During the third quarter of 2005, we incurred $10.4 million of expenses in our Corporate and Other segment related to our headquarters consolidation, primarily for employee severance and retention.  Also during the third quarter of 2005, we incurred other expenses for severance, unrelated to the headquarters consolidation, and asset write-offs of approximately $6.4 million in our Corporate and Other segment.
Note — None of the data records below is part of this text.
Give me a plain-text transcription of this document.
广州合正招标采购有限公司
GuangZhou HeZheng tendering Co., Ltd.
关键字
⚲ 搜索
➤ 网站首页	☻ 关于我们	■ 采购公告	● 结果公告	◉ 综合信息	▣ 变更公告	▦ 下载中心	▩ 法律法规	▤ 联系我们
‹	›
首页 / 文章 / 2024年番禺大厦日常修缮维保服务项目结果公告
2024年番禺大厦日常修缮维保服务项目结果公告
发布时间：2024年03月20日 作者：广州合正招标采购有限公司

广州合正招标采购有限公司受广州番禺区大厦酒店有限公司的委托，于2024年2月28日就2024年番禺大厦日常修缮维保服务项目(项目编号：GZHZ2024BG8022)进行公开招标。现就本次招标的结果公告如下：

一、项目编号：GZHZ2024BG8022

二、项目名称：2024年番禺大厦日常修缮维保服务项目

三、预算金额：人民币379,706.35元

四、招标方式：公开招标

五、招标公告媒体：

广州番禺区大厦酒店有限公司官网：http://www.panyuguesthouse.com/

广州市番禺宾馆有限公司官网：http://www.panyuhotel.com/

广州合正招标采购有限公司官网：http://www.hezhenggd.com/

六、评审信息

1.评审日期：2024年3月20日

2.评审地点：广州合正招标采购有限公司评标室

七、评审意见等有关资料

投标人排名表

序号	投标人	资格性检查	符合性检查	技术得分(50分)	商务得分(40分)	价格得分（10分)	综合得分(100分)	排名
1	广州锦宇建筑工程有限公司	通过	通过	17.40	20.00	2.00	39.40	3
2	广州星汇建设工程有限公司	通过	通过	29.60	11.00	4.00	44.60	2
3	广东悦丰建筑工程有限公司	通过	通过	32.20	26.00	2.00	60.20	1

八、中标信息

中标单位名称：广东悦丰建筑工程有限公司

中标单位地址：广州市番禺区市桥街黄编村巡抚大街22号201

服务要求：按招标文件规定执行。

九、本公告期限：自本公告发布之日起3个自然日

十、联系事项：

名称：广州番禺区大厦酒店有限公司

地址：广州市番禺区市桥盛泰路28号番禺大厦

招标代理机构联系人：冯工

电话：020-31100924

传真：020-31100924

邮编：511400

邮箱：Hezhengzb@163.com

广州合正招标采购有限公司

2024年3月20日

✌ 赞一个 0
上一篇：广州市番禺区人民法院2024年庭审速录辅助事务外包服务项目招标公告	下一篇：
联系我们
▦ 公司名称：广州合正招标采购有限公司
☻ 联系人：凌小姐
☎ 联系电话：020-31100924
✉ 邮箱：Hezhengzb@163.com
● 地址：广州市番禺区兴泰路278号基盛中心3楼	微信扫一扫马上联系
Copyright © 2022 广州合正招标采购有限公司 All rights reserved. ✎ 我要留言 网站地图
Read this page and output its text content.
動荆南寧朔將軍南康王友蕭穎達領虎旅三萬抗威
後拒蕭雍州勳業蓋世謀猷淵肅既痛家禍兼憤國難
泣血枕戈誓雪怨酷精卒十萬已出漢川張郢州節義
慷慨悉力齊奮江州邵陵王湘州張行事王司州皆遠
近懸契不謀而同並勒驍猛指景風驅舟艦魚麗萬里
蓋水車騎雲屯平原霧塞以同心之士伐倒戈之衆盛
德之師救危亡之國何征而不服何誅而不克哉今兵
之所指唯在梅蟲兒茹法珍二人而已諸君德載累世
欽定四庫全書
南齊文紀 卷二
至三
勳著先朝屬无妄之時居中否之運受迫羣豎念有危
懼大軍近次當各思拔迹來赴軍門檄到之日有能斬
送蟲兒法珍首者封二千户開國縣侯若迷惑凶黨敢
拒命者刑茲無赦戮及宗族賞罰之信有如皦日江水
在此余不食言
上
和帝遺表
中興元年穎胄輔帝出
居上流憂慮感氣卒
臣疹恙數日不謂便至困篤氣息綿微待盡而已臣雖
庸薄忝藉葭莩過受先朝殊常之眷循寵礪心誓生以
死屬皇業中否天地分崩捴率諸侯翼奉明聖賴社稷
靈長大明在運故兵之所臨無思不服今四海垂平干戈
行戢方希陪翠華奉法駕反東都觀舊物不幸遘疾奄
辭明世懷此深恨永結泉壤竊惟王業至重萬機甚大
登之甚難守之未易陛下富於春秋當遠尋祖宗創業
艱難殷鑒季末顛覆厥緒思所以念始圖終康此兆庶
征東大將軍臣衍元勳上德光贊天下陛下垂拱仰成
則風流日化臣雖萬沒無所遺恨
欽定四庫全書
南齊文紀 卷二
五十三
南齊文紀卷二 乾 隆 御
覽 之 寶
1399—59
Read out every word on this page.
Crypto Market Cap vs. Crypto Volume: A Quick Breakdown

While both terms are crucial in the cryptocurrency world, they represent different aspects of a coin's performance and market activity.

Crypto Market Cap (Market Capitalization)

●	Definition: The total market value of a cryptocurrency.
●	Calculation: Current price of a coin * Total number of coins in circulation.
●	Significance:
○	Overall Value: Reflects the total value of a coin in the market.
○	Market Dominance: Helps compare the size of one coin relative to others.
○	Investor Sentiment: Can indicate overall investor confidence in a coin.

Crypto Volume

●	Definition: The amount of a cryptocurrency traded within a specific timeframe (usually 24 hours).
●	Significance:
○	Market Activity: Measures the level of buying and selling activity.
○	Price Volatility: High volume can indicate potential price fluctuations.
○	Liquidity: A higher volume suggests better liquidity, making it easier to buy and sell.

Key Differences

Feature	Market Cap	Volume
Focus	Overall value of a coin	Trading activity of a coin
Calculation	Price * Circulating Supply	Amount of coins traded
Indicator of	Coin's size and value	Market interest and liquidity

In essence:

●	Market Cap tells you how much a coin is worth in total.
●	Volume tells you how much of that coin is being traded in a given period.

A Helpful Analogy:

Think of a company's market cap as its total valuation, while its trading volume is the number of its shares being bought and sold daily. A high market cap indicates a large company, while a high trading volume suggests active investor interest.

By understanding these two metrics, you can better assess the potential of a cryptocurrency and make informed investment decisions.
(4)           2006 Special Items

First Quarter 2006

During the first quarter of 2006, we closed 109 underperforming domestic retail stores and recorded a charge of $98.6 million in o ur Retail segment, primarily for remaining lease obligations.  Also during the first quarter of 2006, we incurred $15.7 million of expenses in our Corporate and Other segment related to our headquarters consolidation, primarily for employee severance and retention.

Second Quarter 2006

During the second quarter of 2006, we recorded a $9.0 million pre-tax benefit in our Retail segment from an adjustment to the reserve for closed stores.  During the second quarter of 2006, we incurred $10.9 million of expenses in our Corporate and Other segment related to our headquarters consolidation, primarily for employee severance and retention.   Also during the second quarter of 2006, we recognized a $9.2 million credit from an adjustment to the reserve for the additional consideration agreement that was entered into in connection with the October 2004 sale of our paper, forest products and timberland assets. This adjustment is included in Other, net (non-operating) in our Consolidated Statements of Income.

13




Third Quarter 2006

During the third quarter of 2006, we incurred $11.5 million of expenses in our Corporate and Other segment related to our headquarters consolidation.   Also, during the third quarter of 2006, we incurred $7.9 million of expenses in our Contract segment related to our Contract reorganization, primarily for severance.

(5)           Discontinued Operations

In the first quarter of 2006, we ceased operations at the Company’s wood-polymer building materials facility near Elma, Washington. The costs and expenses related to this business are reflected as discontinued operations in our Consolidated Statements of Income (Loss) for 2006 and 2005 and are included as special items in our Segment Information tables.